Dans un premier commentaire sur la dernière sortie de l’imprévisible narcissique Trump, l’ancien analyste de la CIA Larry Johnson a écrit que « le nouveau délai raccourci imposé par Trump à Moscou a provoqué un bâillement collectif ». Il a mis le doigt sur le problème, car si l’on examine de plus près les données commerciales russo-américaines, on comprend pourquoi les Russes ne sont pas paralysés par la terrible menace de Trump.

Sur la base des données des cinq dernières années (début 2020 à 2024), les chapitres suivants offrent un aperçu de la dynamique du commerce russo-américain, suivi d’une analyse des conséquences possibles des prochaines sanctions et des droits de douane « infernaux ». Enfin, nous examinerons les possibilités de substitution dont disposeraient les États-Unis et la Russie en cas d’arrêt complet des échanges commerciaux entre les deux pays et les effets que cela aurait sur l’évolution des prix sur leurs marchés nationaux respectifs.

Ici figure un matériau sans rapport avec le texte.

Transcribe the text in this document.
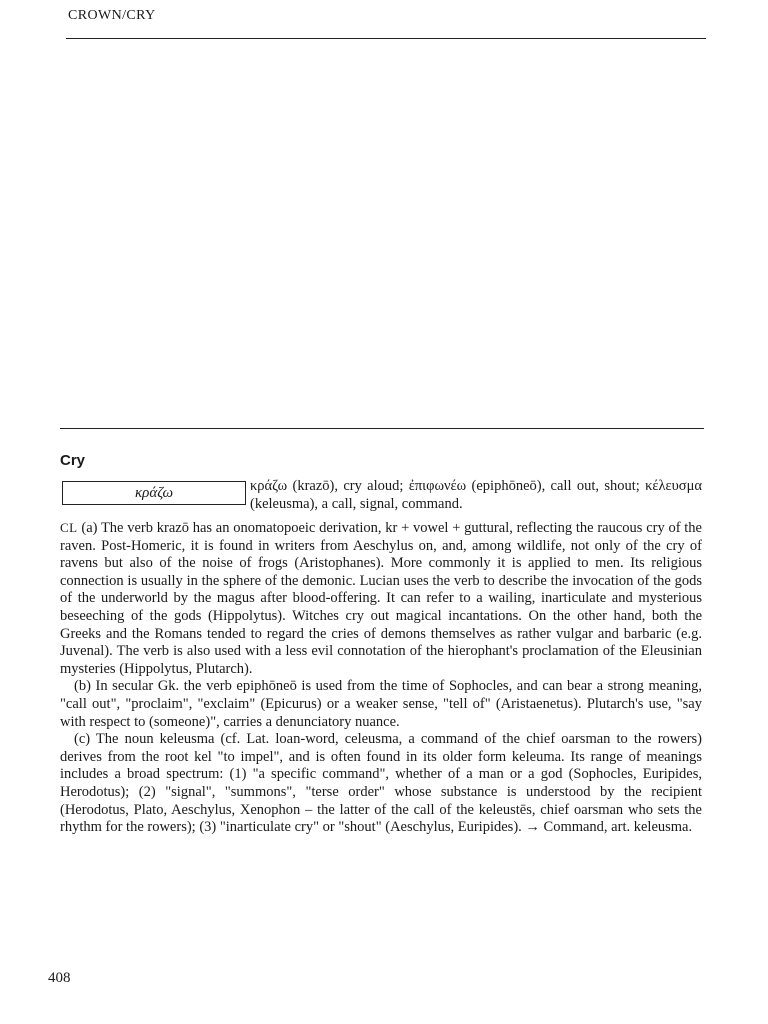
CROWN/CRY
Cry
κράζω	κράζω (krazō), cry aloud; ἐπιφωνέω (epiphōneō), call out, shout; κέλευσμα (keleusma), a call, signal, command.

CL (a) The verb krazō has an onomatopoeic derivation, kr + vowel + guttural, reflecting the raucous cry of the raven. Post-Homeric, it is found in writers from Aeschylus on, and, among wildlife, not only of the cry of ravens but also of the noise of frogs (Aristophanes). More commonly it is applied to men. Its religious connection is usually in the sphere of the demonic. Lucian uses the verb to describe the invocation of the gods of the underworld by the magus after blood-offering. It can refer to a wailing, inarticulate and mysterious beseeching of the gods (Hippolytus). Witches cry out magical incantations. On the other hand, both the Greeks and the Romans tended to regard the cries of demons themselves as rather vulgar and barbaric (e.g. Juvenal). The verb is also used with a less evil connotation of the hierophant's proclamation of the Eleusinian mysteries (Hippolytus, Plutarch).

(b) In secular Gk. the verb epiphōneō is used from the time of Sophocles, and can bear a strong meaning, "call out", "proclaim", "exclaim" (Epicurus) or a weaker sense, "tell of" (Aristaenetus). Plutarch's use, "say with respect to (someone)", carries a denunciatory nuance.

(c) The noun keleusma (cf. Lat. loan-word, celeusma, a command of the chief oarsman to the rowers) derives from the root kel "to impel", and is often found in its older form keleuma. Its range of meanings includes a broad spectrum: (1) "a specific command", whether of a man or a god (Sophocles, Euripides, Herodotus); (2) "signal", "summons", "terse order" whose substance is understood by the recipient (Herodotus, Plato, Aeschylus, Xenophon – the latter of the call of the keleustēs, chief oarsman who sets the rhythm for the rowers); (3) "inarticulate cry" or "shout" (Aeschylus, Euripides). → Command, art. keleusma.

408
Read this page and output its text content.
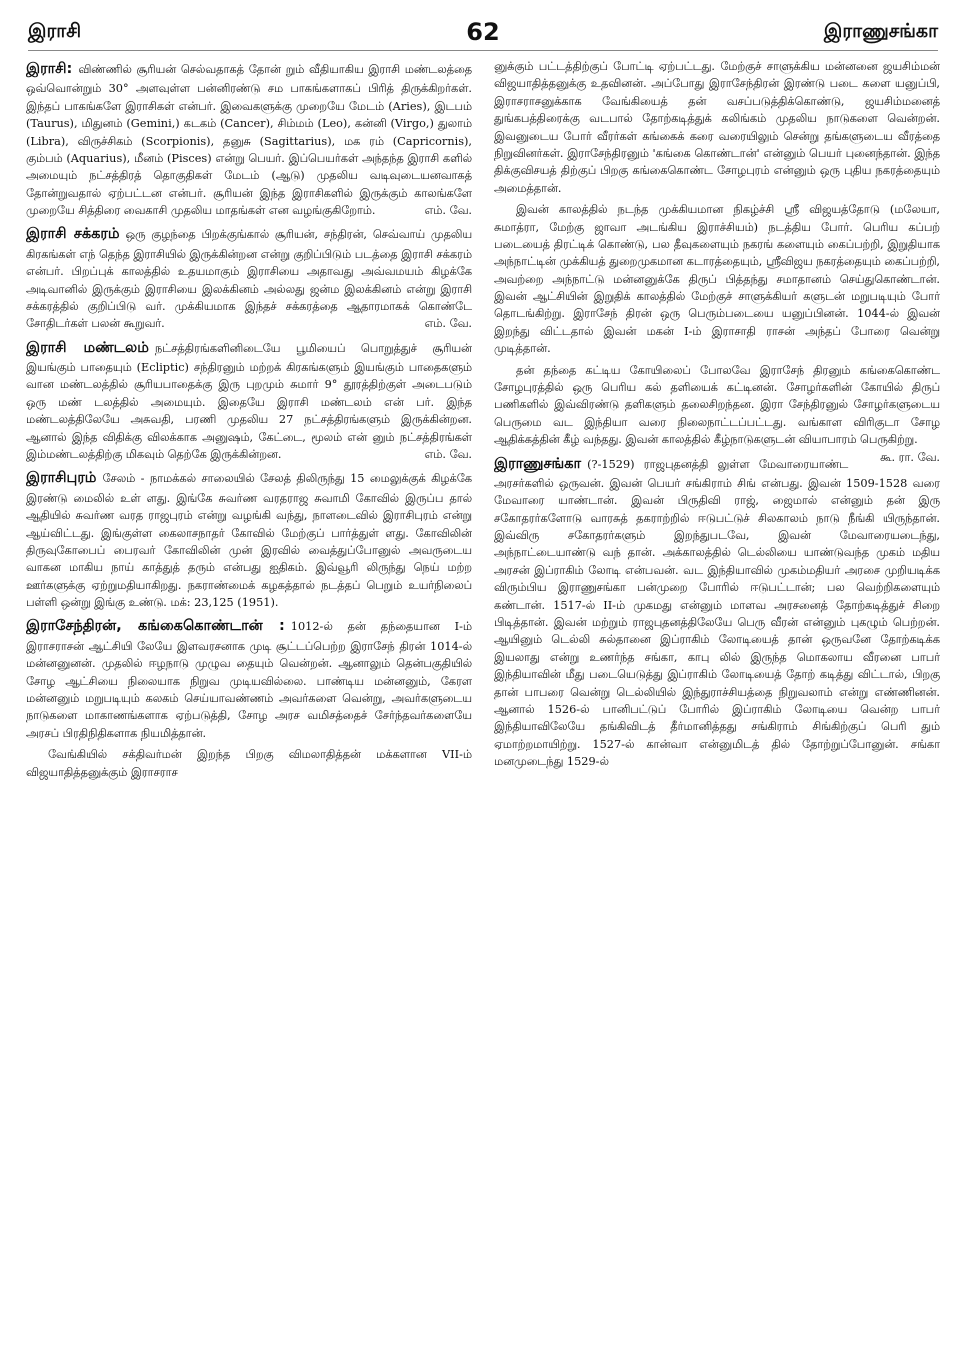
இராசி	62	இராணுசங்கா

இராசி: விண்ணில் சூரியன் செல்வதாகத் தோன் றும் வீதியாகிய இராசி மண்டலத்தை ஒவ்வொன்றும் 30° அளவுள்ள பன்னிரண்டு சம பாகங்களாகப் பிரித் திருக்கிறர்கள். இந்தப் பாகங்களே இராசிகள் என்பர். இவைகளுக்கு முறையே மேடம் (Aries), இடபம் (Taurus), மிதுனம் (Gemini,) கடகம் (Cancer), சிம்மம் (Leo), கன்னி (Virgo,) துலாம் (Libra), விருச்சிகம் (Scorpionis), தனுசு (Sagittarius), மக ரம் (Capricornis), கும்பம் (Aquarius), மீனம் (Pisces) என்று பெயர். இப்பெயர்கள் அந்தந்த இராசி களில் அமையும் நட்சத்திரத் தொகுதிகள் மேடம் (ஆடு) முதலிய வடிவுடையனவாகத் தோன்றுவதால் ஏற்பட்டன என்பர். சூரியன் இந்த இராசிகளில் இருக்கும் காலங்களே முறையே சித்திரை வைகாசி முதலிய மாதங்கள் என வழங்குகிறோம்.	எம். வே.

இராசி சக்கரம் ஒரு குழந்தை பிறக்குங்கால் சூரியன், சந்திரன், செவ்வாய் முதலிய கிரகங்கள் எந் தெந்த இராசியில் இருக்கின்றன என்று குறிப்பிடும் படத்தை இராசி சக்கரம் என்பர். பிறப்புக் காலத்தில் உதயமாகும் இராசியை அதாவது அவ்வமயம் கிழக்கே அடிவானில் இருக்கும் இராசியை இலக்கினம் அல்லது ஜன்ம இலக்கினம் என்று இராசி சக்கரத்தில் குறிப்பிடு வர். முக்கியமாக இந்தச் சக்கரத்தை ஆதாரமாகக் கொண்டே சோதிடர்கள் பலன் கூறுவர்.	எம். வே.

இராசி மண்டலம் நட்சத்திரங்களினிடையே பூமியைப் பொறுத்துச் சூரியன் இயங்கும் பாதையும் (Ecliptic) சந்திரனும் மற்றக் கிரகங்களும் இயங்கும் பாதைகளும் வான மண்டலத்தில் சூரியபாதைக்கு இரு புறமும் சுமார் 9° தூரத்திற்குள் அடைபடும் ஒரு மண் டலத்தில் அமையும். இதையே இராசி மண்டலம் என் பர். இந்த மண்டலத்திலேயே அசுவதி, பரணி முதலிய 27 நட்சத்திரங்களும் இருக்கின்றன. ஆனால் இந்த விதிக்கு விலக்காக அனுஷம், கேட்டை, மூலம் என் னும் நட்சத்திரங்கள் இம்மண்டலத்திற்கு மிகவும் தெற்கே இருக்கின்றன.	எம். வே.

இராசிபுரம் சேலம் - நாமக்கல் சாலையில் சேலத் திலிருந்து 15 மைலுக்குக் கிழக்கே இரண்டு மைலில் உள் ளது. இங்கே சுவர்ண வரதராஜ சுவாமி கோவில் இருப்ப தால் ஆதியில் சுவர்ண வரத ராஜபுரம் என்று வழங்கி வந்து, நாளடைவில் இராசிபுரம் என்று ஆய்விட்டது. இங்குள்ள கைலாசநாதர் கோவில் மேற்குப் பார்த்துள் ளது. கோவிலின் திருவுகோபைப் பைரவர் கோவிலின் முன் இரவில் வைத்துப்போனுல் அவருடைய வாகன மாகிய நாய் காத்துத் தரும் என்பது ஐதிகம். இவ்வூரி லிருந்து நெய் மற்ற ஊர்களுக்கு ஏற்றுமதியாகிறது. நகராண்மைக் கழகத்தால் நடத்தப் பெறும் உயர்நிலைப் பள்ளி ஒன்று இங்கு உண்டு. மக்: 23,125 (1951).

இராசேந்திரன், கங்கைகொண்டான் : 1012-ல் தன் தந்தையான I-ம் இராசராசன் ஆட்சியி லேயே இளவரசனாக முடி சூட்டப்பெற்ற இராசேந் திரன் 1014-ல் மன்னனுனன். முதலில் ஈழநாடு முழுவ தையும் வென்றன். ஆனாலும் தென்பகுதியில் சோழ ஆட்சியை நிலையாக நிறுவ முடியவில்லை. பாண்டிய மன்னனும், கேரள மன்னனும் மறுபடியும் கலகம் செய்யாவண்ணம் அவர்களை வென்று, அவர்களுடைய நாடுகளை மாகாணங்களாக ஏற்படுத்தி, சோழ அரச வமிசத்தைச் சேர்ந்தவர்களையே அரசப் பிரதிநிதிகளாக நியமித்தான்.

வேங்கியில் சக்திவர்மன் இறந்த பிறகு விமலாதித்தன் மக்களான VII-ம் விஜயாதித்தனுக்கும் இராசராச

னுக்கும் பட்டத்திற்குப் போட்டி ஏற்பட்டது. மேற்குச் சாளுக்கிய மன்னனை ஜயசிம்மன் விஜயாதித்தனுக்கு உதவினன். அப்போது இராசேந்திரன் இரண்டு படை களை யனுப்பி, இராசராசனுக்காக வேங்கியைத் தன் வசப்படுத்திக்கொண்டு, ஜயசிம்மனைத் துங்கபத்திரைக்கு வடபால் தோற்கடித்துக் கலிங்கம் முதலிய நாடுகளை வென்றன். இவனுடைய போர் வீரர்கள் கங்கைக் கரை வரையிலும் சென்று தங்களுடைய வீரத்தை நிறுவினர்கள். இராசேந்திரனும் 'கங்கை கொண்டான்' என்னும் பெயர் புனைந்தான். இந்த திக்குவிசயத் திற்குப் பிறகு கங்கைகொண்ட சோழபுரம் என்னும் ஒரு புதிய நகரத்தையும் அமைத்தான்.

இவன் காலத்தில் நடந்த முக்கியமான நிகழ்ச்சி ஸ்ரீ விஜயத்தோடு (மலேயா, சுமாத்ரா, மேற்கு ஜாவா அடங்கிய இராச்சியம்) நடத்திய போர். பெரிய கப்பற் படையைத் திரட்டிக் கொண்டு, பல தீவுகளையும் நகரங் களையும் கைப்பற்றி, இறுதியாக அந்நாட்டின் முக்கியத் துறைமுகமான கடாரத்தையும், ஸ்ரீவிஜய நகரத்தையும் கைப்பற்றி, அவற்றை அந்நாட்டு மன்னனுக்கே திருப் பித்தந்து சமாதானம் செய்துகொண்டான். இவன் ஆட்சியின் இறுதிக் காலத்தில் மேற்குச் சாளுக்கியர் களுடன் மறுபடியும் போர் தொடங்கிற்று. இராசேந் திரன் ஒரு பெரும்படையை யனுப்பினன். 1044-ல் இவன் இறந்து விட்டதால் இவன் மகன் I-ம் இராசாதி ராசன் அந்தப் போரை வென்று முடித்தான்.

தன் தந்தை கட்டிய கோயிலைப் போலவே இராசேந் திரனும் கங்கைகொண்ட சோழபுரத்தில் ஒரு பெரிய கல் தளியைக் கட்டினன். சோழர்களின் கோயில் திருப் பணிகளில் இவ்விரண்டு தளிகளும் தலைசிறந்தன. இரா சேந்திரனுல் சோழர்களுடைய பெருமை வட இந்தியா வரை நிலைநாட்டப்பட்டது. வங்காள விரிகுடா சோழ ஆதிக்கத்தின் கீழ் வந்தது. இவன் காலத்தில் கீழ்நாடுகளுடன் வியாபாரம் பெருகிற்று.
கூ. ரா. வே.

இராணுசங்கா (?-1529) ராஜபுதனத்தி லுள்ள மேவாரையாண்ட அரசர்களில் ஒருவன். இவன் பெயர் சங்கிராம் சிங் என்பது. இவன் 1509-1528 வரை மேவாரை யாண்டான். இவன் பிருதிவி ராஜ், ஜைமால் என்னும் தன் இரு சகோதரர்களோடு வாரசுத் தகராற்றில் ஈடுபட்டுச் சிலகாலம் நாடு நீங்கி யிருந்தான். இவ்விரு சகோதரர்களும் இறந்துபடவே, இவன் மேவாரையடைந்து, அந்நாட்டையாண்டு வந் தான். அக்காலத்தில் டெல்லியை யாண்டுவந்த முகம் மதிய அரசன் இப்ராகிம் லோடி என்பவன். வட இந்தியாவில் முகம்மதியர் அரசை முறியடிக்க விரும்பிய இராணுசங்கா பன்முறை போரில் ஈடுபட்டான்; பல வெற்றிகளையும் கண்டான். 1517-ல் II-ம் முகமது என்னும் மாளவ அரசனைத் தோற்கடித்துச் சிறை பிடித்தான். இவன் மற்றும் ராஜபுதனத்திலேயே பெரு வீரன் என்னும் புகழும் பெற்றன். ஆயினும் டெல்லி சுல்தானை இப்ராகிம் லோடியைத் தான் ஒருவனே தோற்கடிக்க இயலாது என்று உணர்ந்த சங்கா, காபு லில் இருந்த மொகலாய வீரனை பாபர் இந்தியாவின் மீது படையெடுத்து இப்ராகிம் லோடியைத் தோற் கடித்து விட்டால், பிறகு தான் பாபரை வென்று டெல்லியில் இந்துராச்சியத்தை நிறுவலாம் என்று எண்ணினன். ஆனால் 1526-ல் பானிபட்டுப் போரில் இப்ராகிம் லோடியை வென்ற பாபர் இந்தியாவிலேயே தங்கிவிடத் தீர்மானித்தது சங்கிராம் சிங்கிற்குப் பெரி தும் ஏமாற்றமாயிற்று. 1527-ல் கான்வா என்னுமிடத் தில் தோற்றுப்போனுன். சங்கா மனமுடைந்து 1529-ல்
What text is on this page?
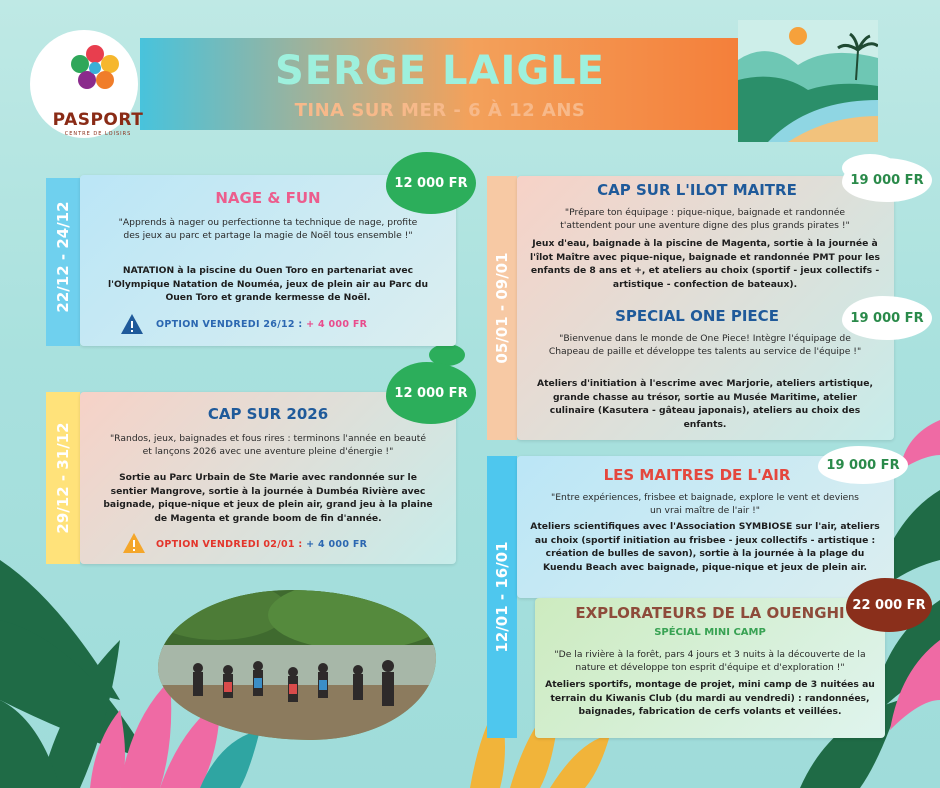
SERGE LAIGLE
TINA SUR MER - 6 À 12 ANS
PASPORT
CENTRE DE LOISIRS
22/12 - 24/12
NAGE & FUN
"Apprends à nager ou perfectionne ta technique de nage, profite des jeux au parc et partage la magie de Noël tous ensemble !"
NATATION à la piscine du Ouen Toro en partenariat avec l'Olympique Natation de Nouméa, jeux de plein air au Parc du Ouen Toro et grande kermesse de Noël.
OPTION VENDREDI 26/12 : + 4 000 FR
12 000 FR
29/12 - 31/12
CAP SUR 2026
"Randos, jeux, baignades et fous rires : terminons l'année en beauté et lançons 2026 avec une aventure pleine d'énergie !"
Sortie au Parc Urbain de Ste Marie avec randonnée sur le sentier Mangrove, sortie à la journée à Dumbéa Rivière avec baignade, pique-nique et jeux de plein air, grand jeu à la plaine de Magenta et grande boom de fin d'année.
OPTION VENDREDI 02/01 : + 4 000 FR
12 000 FR
05/01 - 09/01
CAP SUR L'ILOT MAITRE
"Prépare ton équipage : pique-nique, baignade et randonnée t'attendent pour une aventure digne des plus grands pirates !"
Jeux d'eau, baignade à la piscine de Magenta, sortie à la journée à l'îlot Maître avec pique-nique, baignade et randonnée PMT pour les enfants de 8 ans et +, et ateliers au choix (sportif - jeux collectifs - artistique - confection de bateaux).
19 000 FR
SPECIAL ONE PIECE
"Bienvenue dans le monde de One Piece! Intègre l'équipage de Chapeau de paille et développe tes talents au service de l'équipe !"
Ateliers d'initiation à l'escrime avec Marjorie, ateliers artistique, grande chasse au trésor, sortie au Musée Maritime, atelier culinaire (Kasutera - gâteau japonais), ateliers au choix des enfants.
19 000 FR
12/01 - 16/01
LES MAITRES DE L'AIR
"Entre expériences, frisbee et baignade, explore le vent et deviens un vrai maître de l'air !"
Ateliers scientifiques avec l'Association SYMBIOSE sur l'air, ateliers au choix (sportif initiation au frisbee - jeux collectifs - artistique : création de bulles de savon), sortie à la journée à la plage du Kuendu Beach avec baignade, pique-nique et jeux de plein air.
19 000 FR
EXPLORATEURS DE LA OUENGHI
SPÉCIAL MINI CAMP
"De la rivière à la forêt, pars 4 jours et 3 nuits à la découverte de la nature et développe ton esprit d'équipe et d'exploration !"
Ateliers sportifs, montage de projet, mini camp de 3 nuitées au terrain du Kiwanis Club (du mardi au vendredi) : randonnées, baignades, fabrication de cerfs volants et veillées.
22 000 FR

À ce sujet, une remarque préalable s’impose : en mettant sa menace à exécution, Trump se tirerait une balle dans le pied sur le plan économique, tandis que la Russie pourrait facilement se procurer les quelques importations américaines qui lui restent auprès de pays non occidentaux.

Depuis le début de l’opération militaire russe (SMO) en février 2022, le commerce entre les États-Unis et la Russie a considérablement diminué en raison des sanctions, des restrictions liées à la guerre et des tensions géopolitiques. Le tableau 1 ci-dessous présente un aperçu détaillé du commerce bilatéral entre les États-Unis et la Russie de 2020 à 2024, tant au niveau global que pour les principales catégories de produits (sur la base des données du Bureau du recensement des États-Unis).

Le tableau 1 permet de tirer les conclusions suivantes :

– 2021 a été l’année où le volume des échanges commerciaux a été le plus élevé en raison de la hausse des prix de l’énergie.

– À partir de 2022, les sanctions ont entraîné une baisse drastique des échanges commerciaux.

– Les exportations américaines vers la Russie ont diminué de plus de 90 % entre 2021 et 2024.

– Les importations d’énergie ont fortement baissé et les importations d’énergies fossiles, telles que le fioul lourd russe destiné à la production de diesel aux États-Unis, sont tombées à zéro ; les importations américaines se sont alors orientées vers les engrais et les métaux.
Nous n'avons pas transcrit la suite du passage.